Precision Neoantigen Discovery Using Large-scale Immunopeptidomes and Composite Modeling of MHC Peptide Presentation

Immunopeptidomics Special Issue of the journal Molecular & Cellular Proteomics

January 2021

Volume 20, 100111

The Personalis authors created Systematic HLA Epitope Ranking Pan Algorithm (SHERPA™), a novel pan-allelic machine learning algorithm for predicting MHC-peptide binding and presentation that demonstrates significantly improved performance compared to currently available prediction tools. To improve performance and generalizability, SHERPA was trained with immunopeptidomics data from newly engineered cell lines mono-allelic for HLA combined with other publicly available datasets. In addition, SHERPA was designed to more comprehensively capture epitope binding and presentation features to further enhance the predictive power of the algorithm.
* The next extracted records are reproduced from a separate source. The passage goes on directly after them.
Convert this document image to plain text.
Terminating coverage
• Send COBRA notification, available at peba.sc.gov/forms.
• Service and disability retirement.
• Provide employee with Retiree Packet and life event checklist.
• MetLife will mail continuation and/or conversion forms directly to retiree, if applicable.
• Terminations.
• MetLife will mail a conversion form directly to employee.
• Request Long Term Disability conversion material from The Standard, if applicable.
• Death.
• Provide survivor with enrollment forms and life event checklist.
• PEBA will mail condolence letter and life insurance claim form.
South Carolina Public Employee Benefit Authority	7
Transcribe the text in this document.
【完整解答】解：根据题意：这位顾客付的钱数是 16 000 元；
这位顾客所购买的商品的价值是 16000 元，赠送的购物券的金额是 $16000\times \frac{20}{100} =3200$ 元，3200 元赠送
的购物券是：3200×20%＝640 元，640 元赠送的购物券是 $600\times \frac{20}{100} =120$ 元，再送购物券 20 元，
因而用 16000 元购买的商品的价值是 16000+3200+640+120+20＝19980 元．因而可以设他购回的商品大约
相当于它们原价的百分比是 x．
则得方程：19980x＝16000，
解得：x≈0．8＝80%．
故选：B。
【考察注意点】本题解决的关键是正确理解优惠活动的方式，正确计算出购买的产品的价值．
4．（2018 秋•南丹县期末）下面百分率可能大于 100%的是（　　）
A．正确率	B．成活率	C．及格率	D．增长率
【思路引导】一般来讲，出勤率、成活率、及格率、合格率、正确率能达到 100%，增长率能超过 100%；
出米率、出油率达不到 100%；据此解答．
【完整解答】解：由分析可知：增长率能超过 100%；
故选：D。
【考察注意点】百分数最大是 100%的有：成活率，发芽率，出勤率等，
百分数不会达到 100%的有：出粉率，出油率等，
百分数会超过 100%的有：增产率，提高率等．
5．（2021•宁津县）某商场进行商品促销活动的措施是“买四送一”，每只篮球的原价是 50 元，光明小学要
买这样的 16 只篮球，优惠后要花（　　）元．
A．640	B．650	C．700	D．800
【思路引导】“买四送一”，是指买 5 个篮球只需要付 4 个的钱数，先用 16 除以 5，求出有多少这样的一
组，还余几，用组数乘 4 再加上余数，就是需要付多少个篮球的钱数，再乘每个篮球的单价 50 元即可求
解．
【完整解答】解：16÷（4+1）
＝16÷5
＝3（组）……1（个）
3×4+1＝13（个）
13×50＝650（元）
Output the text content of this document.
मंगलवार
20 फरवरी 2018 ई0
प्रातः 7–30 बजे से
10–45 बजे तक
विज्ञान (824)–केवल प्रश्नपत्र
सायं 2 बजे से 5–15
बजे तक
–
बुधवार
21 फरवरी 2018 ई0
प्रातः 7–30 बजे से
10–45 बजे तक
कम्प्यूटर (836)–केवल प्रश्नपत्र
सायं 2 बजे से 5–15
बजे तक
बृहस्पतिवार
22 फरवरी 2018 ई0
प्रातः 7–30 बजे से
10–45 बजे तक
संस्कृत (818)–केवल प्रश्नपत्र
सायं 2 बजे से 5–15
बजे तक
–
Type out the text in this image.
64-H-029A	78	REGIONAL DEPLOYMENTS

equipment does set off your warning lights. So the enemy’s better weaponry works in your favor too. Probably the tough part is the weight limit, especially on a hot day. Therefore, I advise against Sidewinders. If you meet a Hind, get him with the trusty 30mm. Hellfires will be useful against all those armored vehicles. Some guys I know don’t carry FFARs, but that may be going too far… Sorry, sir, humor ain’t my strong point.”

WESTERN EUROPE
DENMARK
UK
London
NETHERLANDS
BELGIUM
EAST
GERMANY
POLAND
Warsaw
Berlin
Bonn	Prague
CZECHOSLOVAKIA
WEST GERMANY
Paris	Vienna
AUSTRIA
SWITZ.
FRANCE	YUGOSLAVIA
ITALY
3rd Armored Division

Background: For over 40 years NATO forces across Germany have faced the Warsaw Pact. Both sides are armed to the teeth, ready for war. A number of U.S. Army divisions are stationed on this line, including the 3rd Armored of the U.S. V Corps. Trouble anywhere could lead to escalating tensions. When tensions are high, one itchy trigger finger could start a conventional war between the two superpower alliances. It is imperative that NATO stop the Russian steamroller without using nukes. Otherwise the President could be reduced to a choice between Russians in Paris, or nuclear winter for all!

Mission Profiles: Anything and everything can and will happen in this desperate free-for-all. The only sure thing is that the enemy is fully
Using a composite model constructed with gradient boosting decision trees, multi-allelic deconvolution, and 2.15 million peptides encompassing 167 unique human HLA alleles, SHERPA achieved a 1.44-fold improvement of positive predictive value compared to existing tools when evaluated on independent mono-allelic datasets. Since publication, Personalis has further expanded the in-house generated immunopeptidomics training data set to a total of ~70 mono-allelic cell lines, resulting in a new version of SHERPA with further enhanced performance.